C. Ilmu Pengetahuan dan Tokoh-tokoh Ilmuwan Muslim serta Peranannya
Sebagai generasi muda Islam, kalian pasti bangga dengan para tokoh cendekiawan muslim yang nama mereka tersohor di dunia. Mereka bagaikan Matahari yang menyinari gelapnya dunia dengan ilmu pengetahuan yang mereka temukan. Namun demikian kalian tidak usah terlarut dalam kebanggaan, dan harus berusaha meneladani mereka dalam mencari dan mengembangkan ilmu pengetahuan. Nah, untuk mengetahui lebih lanjut para tokoh tersebut mari kita pelajari bahasan berikut dengan baik.
1 Bidang Filsafat
Apa sih filsafat itu? Filsafat adalah induk dari semua ilmu. Ada juga yang berpendapat bahwa filsafat itu adalah ilmu segala yang ada. Semula, filsafat diadopsi dari yunani oleh kaum muslimin. Kemudian disempurnakan sehingga menjadi sistem filsafat sendiri, yaitu filsafat islam. Para tokoh yang berperan dalam pengembangan filsafat di zaman Dinasti Abbasiyah antara lain : al-Farabi, al-Gazali, Ibnu Sina, dan al-Kindi. Ada pun profil tokoh yang diketengahkan disini al-Kindi, karena beliau adalah sebagai filsuf pengerak dan pengembang ilmu pengetahuan.

Al-Kindi
Al-Kindi adalah filusuf besar pertama Islam. Nama lengkapnya adalah Abu Yusuf Ya’kub bin Ishaq bin Sabah bin Imran bin Muhammad bin al-Asy’as bin Qais al-Kindi. Nama al-Kindi berasal dari salah satu suku Arab yang besar sebelum Islam, yaitu suku Kindah. Beliau lahir di Kufah pada tahun 801 M dan meninggal pada tahun 869 M. Pada masa khalifah al-Amin, al-Makmun, al-mu’taksim, al-Wasiq, dan al-Mutawakil, beliau diangkat sebagai guru sekaligus tabib kerajaan.(Darsono. dkk, 2007: 43)

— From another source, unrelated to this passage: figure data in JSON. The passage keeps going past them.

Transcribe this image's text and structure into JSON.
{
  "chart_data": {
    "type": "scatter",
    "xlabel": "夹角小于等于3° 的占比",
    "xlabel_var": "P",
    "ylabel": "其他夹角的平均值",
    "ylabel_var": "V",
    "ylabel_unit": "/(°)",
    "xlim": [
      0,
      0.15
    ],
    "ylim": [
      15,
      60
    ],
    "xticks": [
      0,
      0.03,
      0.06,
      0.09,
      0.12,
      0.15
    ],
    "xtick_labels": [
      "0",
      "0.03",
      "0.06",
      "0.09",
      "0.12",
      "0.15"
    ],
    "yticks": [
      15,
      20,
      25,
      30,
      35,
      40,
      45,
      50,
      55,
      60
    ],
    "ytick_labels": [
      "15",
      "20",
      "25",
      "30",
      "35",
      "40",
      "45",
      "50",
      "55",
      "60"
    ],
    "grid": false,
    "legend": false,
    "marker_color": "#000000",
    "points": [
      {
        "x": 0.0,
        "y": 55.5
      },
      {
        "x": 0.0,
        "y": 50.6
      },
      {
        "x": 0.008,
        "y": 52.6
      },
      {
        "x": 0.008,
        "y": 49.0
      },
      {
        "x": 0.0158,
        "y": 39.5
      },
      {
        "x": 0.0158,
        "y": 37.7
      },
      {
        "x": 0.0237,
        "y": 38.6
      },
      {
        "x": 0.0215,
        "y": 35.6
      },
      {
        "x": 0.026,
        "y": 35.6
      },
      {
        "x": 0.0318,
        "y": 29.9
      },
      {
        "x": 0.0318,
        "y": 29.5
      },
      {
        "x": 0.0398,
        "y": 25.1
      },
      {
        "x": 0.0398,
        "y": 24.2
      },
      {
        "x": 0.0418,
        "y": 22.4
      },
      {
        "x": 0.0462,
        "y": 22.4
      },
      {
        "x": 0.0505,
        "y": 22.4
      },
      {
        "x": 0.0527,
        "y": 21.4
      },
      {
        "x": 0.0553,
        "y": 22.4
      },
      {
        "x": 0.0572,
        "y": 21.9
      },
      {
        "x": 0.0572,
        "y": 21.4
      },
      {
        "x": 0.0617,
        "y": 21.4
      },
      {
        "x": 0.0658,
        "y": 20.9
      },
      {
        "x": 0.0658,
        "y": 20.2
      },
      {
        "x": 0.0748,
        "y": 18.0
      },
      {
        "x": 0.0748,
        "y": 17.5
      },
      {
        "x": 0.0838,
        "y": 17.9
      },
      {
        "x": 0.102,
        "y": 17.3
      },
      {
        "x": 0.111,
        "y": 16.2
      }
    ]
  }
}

Ayahnya bernama Ibnu as-Sabah. Ia pernah menjabat Gubernur Kufah pada masa Khalifah al-Mahdi dan Harun al-Rasyid. Al-Kindi sebelum pindah ke Basra untuk menuntut ilmu yang lebih banyak, ia telah menunjukkan kecakapannya dan minatnya yang amat besar terhadap ilmu pengetahuan, serta ketekunannya belajar sejak usia belia. (Arsyad, 1995: 48)
Al- Kindi sangat produktif dalam menulis buku. Beliau memiliki 265 judul buku dalam berbagai bidang ilmu seperti: filsafat, logika, astronomi, kimia, kedokteran, ilmu hitung, ilmu jiwa, politik, optik, matematika, dan teori musik. Tapi sayang, karya tulis tersebut tidak ditemukan lagi. Sedangkan karya tulis al-Kindi yang lain diantaranya:
1. Risalah fi Taqdimat al-Ma’rifah bi al-Ahdats, tentang ramalan dengan mengamati gejala meteorologi
2. Risalah fi Istikharaj Bu’da Markaz al-Qamar min al-Ardh, tentang perhitungan jarak antara pusat bulan dan bumi.

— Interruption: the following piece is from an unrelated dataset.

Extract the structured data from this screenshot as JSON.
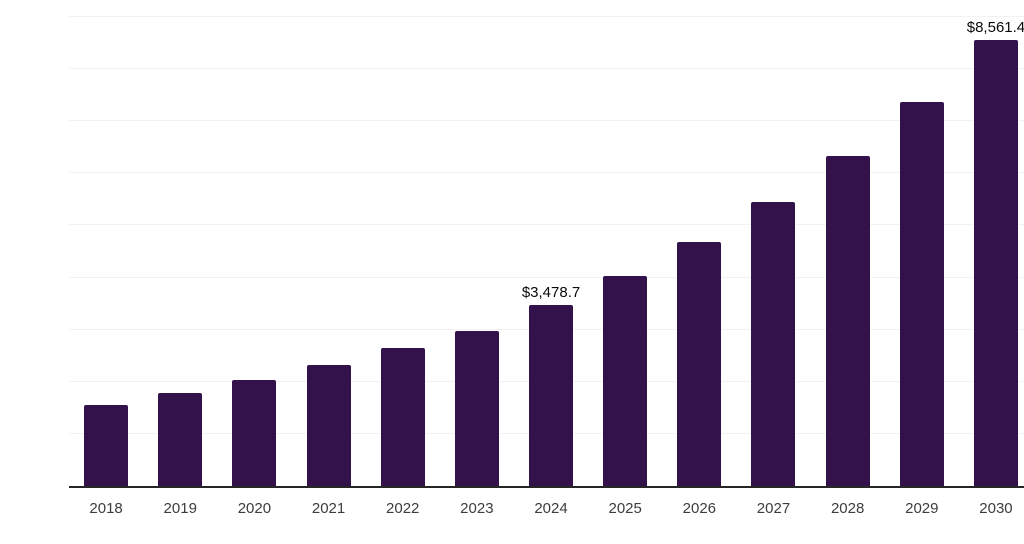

3. Risalah fi’illat Nafts ad-Damm, tentang hemoptesis (batuk darah dari saluran pernapasan)
4. Risalah fi’Amal Syakl al-Mutawassithayn, tentang konstruksi bentuk garis-garis tengah
5. Kitab fi al-Khalq an-Nusbiyah wa az-Zamaniyah, tentang mengukur perbandingan-perbandingan dan masa.

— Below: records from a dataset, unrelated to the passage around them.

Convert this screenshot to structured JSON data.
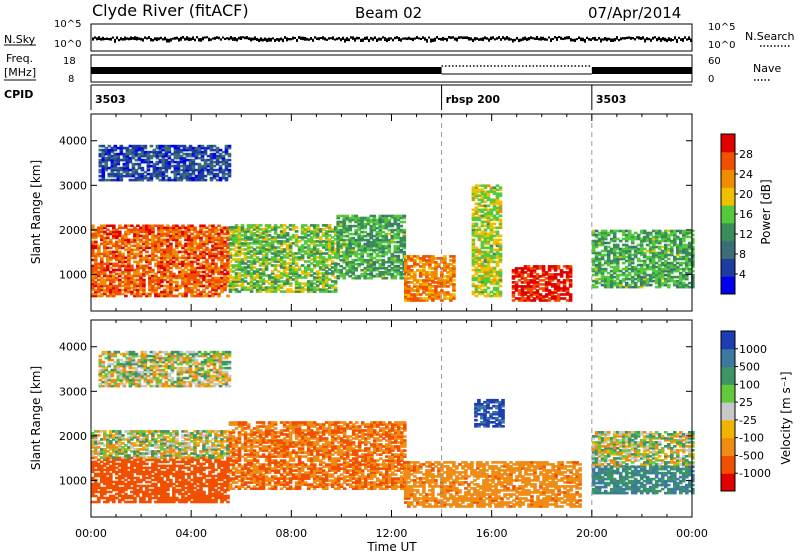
{
  "header": {
    "station": "Clyde River (fitACF)",
    "beam": "Beam 02",
    "date": "07/Apr/2014"
  },
  "status_panel": {
    "nsky_label": "N.Sky",
    "nsearch_label": "N.Search",
    "left_ticks_top": [
      "10^5",
      "10^0"
    ],
    "right_ticks_top": [
      "10^5",
      "10^0"
    ],
    "freq_label": "Freq.",
    "freq_unit": "[MHz]",
    "freq_ticks": [
      "18",
      "8"
    ],
    "nave_label": "Nave",
    "nave_ticks": [
      "60",
      "0"
    ],
    "cpid_label": "CPID",
    "cpid_segments": [
      {
        "label": "3503",
        "start_h": 0,
        "end_h": 14
      },
      {
        "label": "rbsp  200",
        "start_h": 14,
        "end_h": 20
      },
      {
        "label": "3503",
        "start_h": 20,
        "end_h": 24
      }
    ]
  },
  "chart_data": [
    {
      "type": "heatmap",
      "name": "Power",
      "ylabel": "Slant Range [km]",
      "xlim_hours": [
        0,
        24
      ],
      "ylim_km": [
        180,
        4600
      ],
      "yticks": [
        1000,
        2000,
        3000,
        4000
      ],
      "colorbar": {
        "label": "Power [dB]",
        "min": 0,
        "max": 32,
        "ticks": [
          4,
          8,
          12,
          16,
          20,
          24,
          28
        ],
        "colors": [
          "#0000ee",
          "#1e3ca0",
          "#3c6e78",
          "#3a8c58",
          "#55c83c",
          "#f0c000",
          "#f08c00",
          "#f05000",
          "#e00000"
        ]
      },
      "regions": [
        {
          "t0": 0.0,
          "t1": 5.5,
          "r0": 500,
          "r1": 2100,
          "value": 26
        },
        {
          "t0": 0.3,
          "t1": 5.5,
          "r0": 3100,
          "r1": 3900,
          "value": 6
        },
        {
          "t0": 5.5,
          "t1": 9.8,
          "r0": 600,
          "r1": 2100,
          "value": 16
        },
        {
          "t0": 9.8,
          "t1": 12.5,
          "r0": 900,
          "r1": 2300,
          "value": 14
        },
        {
          "t0": 12.5,
          "t1": 14.5,
          "r0": 400,
          "r1": 1400,
          "value": 24
        },
        {
          "t0": 15.2,
          "t1": 16.4,
          "r0": 500,
          "r1": 3000,
          "value": 18
        },
        {
          "t0": 16.8,
          "t1": 19.2,
          "r0": 400,
          "r1": 1200,
          "value": 30
        },
        {
          "t0": 20.0,
          "t1": 24.0,
          "r0": 700,
          "r1": 2000,
          "value": 14
        }
      ]
    },
    {
      "type": "heatmap",
      "name": "Velocity",
      "ylabel": "Slant Range [km]",
      "xlabel": "Time UT",
      "xlim_hours": [
        0,
        24
      ],
      "ylim_km": [
        180,
        4600
      ],
      "xticks": [
        "00:00",
        "04:00",
        "08:00",
        "12:00",
        "16:00",
        "20:00",
        "00:00"
      ],
      "yticks": [
        1000,
        2000,
        3000,
        4000
      ],
      "colorbar": {
        "label": "Velocity [m s⁻¹]",
        "ticks": [
          "1000",
          "500",
          "100",
          "25",
          "-25",
          "-100",
          "-500",
          "-1000"
        ],
        "colors": [
          "#1e3cb4",
          "#3c78a0",
          "#3c9664",
          "#64c83c",
          "#c8c8c8",
          "#f0b400",
          "#f08c14",
          "#f05000",
          "#e00000"
        ]
      },
      "regions": [
        {
          "t0": 0.0,
          "t1": 5.5,
          "r0": 500,
          "r1": 1500,
          "value": -500
        },
        {
          "t0": 0.0,
          "t1": 5.5,
          "r0": 1500,
          "r1": 2100,
          "value": 0
        },
        {
          "t0": 0.3,
          "t1": 5.5,
          "r0": 3100,
          "r1": 3900,
          "value": 0
        },
        {
          "t0": 5.5,
          "t1": 12.5,
          "r0": 800,
          "r1": 2300,
          "value": -300
        },
        {
          "t0": 12.5,
          "t1": 19.5,
          "r0": 400,
          "r1": 1400,
          "value": -200
        },
        {
          "t0": 15.3,
          "t1": 16.4,
          "r0": 2200,
          "r1": 2800,
          "value": 800
        },
        {
          "t0": 20.0,
          "t1": 24.0,
          "r0": 1300,
          "r1": 2100,
          "value": 0
        },
        {
          "t0": 20.0,
          "t1": 24.0,
          "r0": 700,
          "r1": 1300,
          "value": 300
        }
      ]
    }
  ]
}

6. Risalah fi Amalis samiti ‘ala Kurah, tentang konstruksi sebuah azimuth atas sfera. (Arsyad, 1995: 55-56)
Al-Kindi dikenal sebagai filusuf muslim pertama karena beliau adalah orang islam pertama yang mendalami ilmu-ilmu filsafat. Hingga abad ke-7 M, pengetahuan filsafat masih didomonasi orang-orang Kristen Suriah. Selain menerjemahkan, beliau juga dikenal menyimpulkan karya-karya filsafat Helenisme. Beliau juga  merupakan pemikir muslim pertama yang menyelaraskan filsafat dan agama. Al-Kindi memandang filsafat sebagai ilmu yang mulia. Beliau melukiskan filsafat sebagai ilmu dari segala ilmu dan kearifan dari segala kearifan. Filsafat bertujuan untuk memperkuat kedudukan agama.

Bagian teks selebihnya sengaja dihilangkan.